4
$\begingroup$

I'm trying to prove $\sum_{m|n} \mu(m)^2/\phi(m) = n/\phi(n)$

My first realization was that $\mu(m)^2 = 1$ iff $m=1$ or $m$ is a squareless factor of $n$ and otherwise is 0. Let $\{1,m_1,m_2, ... m_k\}$ be the set of squarefree factors of $n$.

So now we have a sum $\frac{1}{\phi(1)} +\frac{1}{\phi(m_1)} + \cdots +\frac{1}{\phi(m_k)}.$

How do I show the sum equals $n/\phi(n)$? Or am I going in the wrong direction?

  • 0
    Gah, so tired. Thank you again.2011-03-31

2 Answers 2

6

You may know the result that if $f$ is a multiplicative function, and $F(n)=\sum_{d\mid n} f(d)$, then $F$ is multiplicative.

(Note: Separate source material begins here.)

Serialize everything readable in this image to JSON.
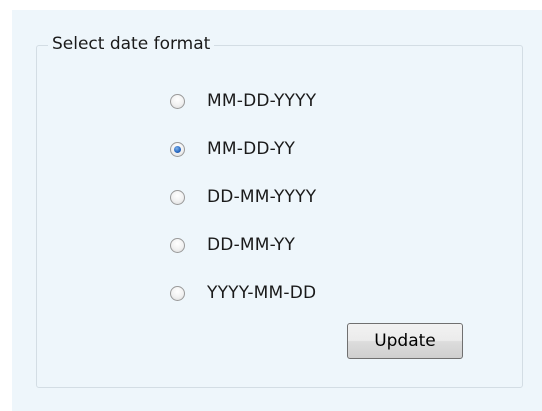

Using that fact, you only need to verify your assertion for $n$ a prime power, where it is immediate.

  • 0
    One needs to show it holds for any power of a prime. However, the sum on the left, for a prime power, is quite simple, since the Moebius function terms are mostly 0.2011-03-31
2

Hint. For a different approach at establishing that your sum is what you want: $\displaystyle\phi(n) = n\!\!\!\!\!\prod_{p\mid n,\ p\text{ prime}}\!\!\!\!\left(1 - \frac{1}{p}\right).$